2. I originally wanted to just use the table on pages 7,8 of these notes by Ingo Blechschmidt, and there $U\models\neg \varphi \implies \psi$ is said to mean that for every open $V\subset U$, if $V\models \phi \implies \psi$ then $V=\emptyset$. However, the rings $S,S/(x)$ don't seem to have anything to do with opens of $R$. Can someone explain how to write the proof actually using the internal language, as presented in the table?

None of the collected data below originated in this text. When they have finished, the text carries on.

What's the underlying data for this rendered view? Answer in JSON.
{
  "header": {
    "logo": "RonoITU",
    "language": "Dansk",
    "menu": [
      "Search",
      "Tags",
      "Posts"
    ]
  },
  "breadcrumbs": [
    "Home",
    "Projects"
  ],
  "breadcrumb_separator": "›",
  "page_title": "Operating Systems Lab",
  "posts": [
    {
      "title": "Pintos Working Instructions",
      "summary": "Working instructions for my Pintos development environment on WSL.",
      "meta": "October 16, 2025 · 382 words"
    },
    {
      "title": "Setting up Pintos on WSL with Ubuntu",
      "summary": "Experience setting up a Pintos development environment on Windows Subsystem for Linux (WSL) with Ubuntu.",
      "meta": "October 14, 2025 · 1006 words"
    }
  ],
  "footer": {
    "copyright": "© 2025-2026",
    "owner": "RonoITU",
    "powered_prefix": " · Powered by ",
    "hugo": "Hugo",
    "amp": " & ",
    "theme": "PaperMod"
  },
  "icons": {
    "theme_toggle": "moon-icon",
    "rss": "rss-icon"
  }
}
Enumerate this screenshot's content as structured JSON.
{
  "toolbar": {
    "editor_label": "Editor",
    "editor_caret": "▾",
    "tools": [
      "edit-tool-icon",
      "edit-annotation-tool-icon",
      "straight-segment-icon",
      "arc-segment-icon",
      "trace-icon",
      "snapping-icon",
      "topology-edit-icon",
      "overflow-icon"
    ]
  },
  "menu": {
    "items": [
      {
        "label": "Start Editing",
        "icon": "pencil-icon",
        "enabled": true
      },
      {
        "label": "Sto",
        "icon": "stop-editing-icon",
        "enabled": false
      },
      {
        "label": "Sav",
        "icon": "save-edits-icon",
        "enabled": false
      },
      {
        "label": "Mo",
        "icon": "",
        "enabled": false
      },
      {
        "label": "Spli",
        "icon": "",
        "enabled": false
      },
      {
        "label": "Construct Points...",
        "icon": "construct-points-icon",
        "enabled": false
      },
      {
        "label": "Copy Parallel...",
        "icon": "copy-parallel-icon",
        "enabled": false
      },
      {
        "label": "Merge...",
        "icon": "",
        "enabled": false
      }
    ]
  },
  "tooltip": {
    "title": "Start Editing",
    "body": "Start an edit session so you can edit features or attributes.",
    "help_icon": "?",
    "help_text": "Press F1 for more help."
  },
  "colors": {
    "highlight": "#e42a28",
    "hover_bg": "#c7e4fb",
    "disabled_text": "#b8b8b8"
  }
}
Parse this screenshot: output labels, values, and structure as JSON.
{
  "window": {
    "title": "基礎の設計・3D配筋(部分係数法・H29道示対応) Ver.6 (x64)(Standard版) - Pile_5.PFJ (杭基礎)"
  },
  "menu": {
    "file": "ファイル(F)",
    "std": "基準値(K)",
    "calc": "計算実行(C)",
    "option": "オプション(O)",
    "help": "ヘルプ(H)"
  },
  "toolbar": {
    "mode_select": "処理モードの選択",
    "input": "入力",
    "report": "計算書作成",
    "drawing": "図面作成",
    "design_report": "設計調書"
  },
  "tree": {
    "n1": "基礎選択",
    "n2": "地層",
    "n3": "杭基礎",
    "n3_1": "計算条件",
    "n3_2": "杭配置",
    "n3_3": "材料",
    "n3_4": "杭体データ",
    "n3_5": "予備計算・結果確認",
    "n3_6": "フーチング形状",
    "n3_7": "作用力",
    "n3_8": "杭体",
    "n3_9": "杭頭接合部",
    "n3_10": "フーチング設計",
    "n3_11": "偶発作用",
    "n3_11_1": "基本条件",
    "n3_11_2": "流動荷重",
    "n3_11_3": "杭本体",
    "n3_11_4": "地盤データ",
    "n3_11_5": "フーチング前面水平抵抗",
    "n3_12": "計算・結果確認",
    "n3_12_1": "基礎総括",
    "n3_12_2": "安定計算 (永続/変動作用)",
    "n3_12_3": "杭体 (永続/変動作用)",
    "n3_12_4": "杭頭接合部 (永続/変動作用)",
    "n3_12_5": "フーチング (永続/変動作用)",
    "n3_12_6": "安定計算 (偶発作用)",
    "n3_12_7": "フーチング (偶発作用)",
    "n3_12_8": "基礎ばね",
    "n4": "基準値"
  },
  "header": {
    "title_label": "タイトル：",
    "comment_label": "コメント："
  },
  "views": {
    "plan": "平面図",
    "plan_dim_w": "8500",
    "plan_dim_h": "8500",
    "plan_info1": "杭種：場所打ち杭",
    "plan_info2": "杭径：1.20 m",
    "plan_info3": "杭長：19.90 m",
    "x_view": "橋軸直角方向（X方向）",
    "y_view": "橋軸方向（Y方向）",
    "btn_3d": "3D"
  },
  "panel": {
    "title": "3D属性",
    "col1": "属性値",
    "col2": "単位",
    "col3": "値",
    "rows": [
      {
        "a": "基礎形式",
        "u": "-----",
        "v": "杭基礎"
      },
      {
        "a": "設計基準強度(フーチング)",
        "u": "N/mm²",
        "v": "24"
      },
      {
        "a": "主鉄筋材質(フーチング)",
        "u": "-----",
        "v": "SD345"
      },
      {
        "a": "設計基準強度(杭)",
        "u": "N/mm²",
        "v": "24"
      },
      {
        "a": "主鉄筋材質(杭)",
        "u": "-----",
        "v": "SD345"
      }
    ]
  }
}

• Maybe I misunderstood everything, but how is $\operatorname{Spec} k[x]$ a ring object? Are you considering some Hopf algebra structure on $k[x]$? – Najib Idrissi Sep 26 '16 at 14:33
• @NajibIdrissi I think the coring structure $k[x]\to k[x]\otimes k[x]$ gives a ring structure, no? – Arrow Sep 26 '16 at 14:37
• Well it gives it a monoid object structure, true (note that you need a bialgebra, not just a coring, and it's not obvious that there's only one such structure), in fact an abelian group object structure since it's a cocommutative Hopf algebra (assuming you're considering the standard one given by $\Delta(x) = x \otimes 1 + 1 \otimes x$). But I don't see how it becomes a ring object... Maybe I'm missing something. – Najib Idrissi Sep 26 '16 at 15:23
• @Najib The comultiplication is given by $x \mapsto x \otimes x$ and the coaddition is given by $x \mapsto x \otimes 1 + 1 \otimes x$. However, I believe that it's simpler to not directly think about $\operatorname{Spec}(k[x])$, but about the represented functor $\mathrm{Hom}(\cdot, \operatorname{Spec}(k[x]))$. Arrow has provided an explicit description of that functor; you see that it factors over the category of rings. – Ingo Blechschmidt Sep 26 '16 at 21:04

The table in the notes you cited gives the Kripke–Joyal semantics of the small Zariski topos. This is the category of set-valued sheaves on $\operatorname{Spec}(k)$. In its internal language the statement "$\neg(a = 0) \Rightarrow \text{$a$is invertible}$" does not hold in general.
You are working with the big Zariski topos, described in Section 13 of the notes. This is the category of sheaves on the Grothendieck site $\mathrm{Alg}(k)^\mathrm{op}$ (or rather its full subcategory consisting only of the finitely presented $k$-algebras). The Kripke–Joyal semantics of this topos is very similar to the semantics of the small topos, but with the crucial difference that the clauses for implication and universal quantification refer to arbitrary algebras over the base ring (instead of only localizations of it). A table giving all the rules of the Kripke–Joyal semantics of the big Zariski topos is recorded at the nLab.
To answer your first question, just translate the internal formula "$\forall a{:} \mathbb{A}^1. \neg(a = 0) \Rightarrow \text{$a$is invertible}$" using the Kripke–Joyal semantics (noting that the value of the structure sheaf $\mathbb{A}^1$ at stage $S$ is precisely $S$, as you explained) to see for yourself that Kock's proof gives what you want.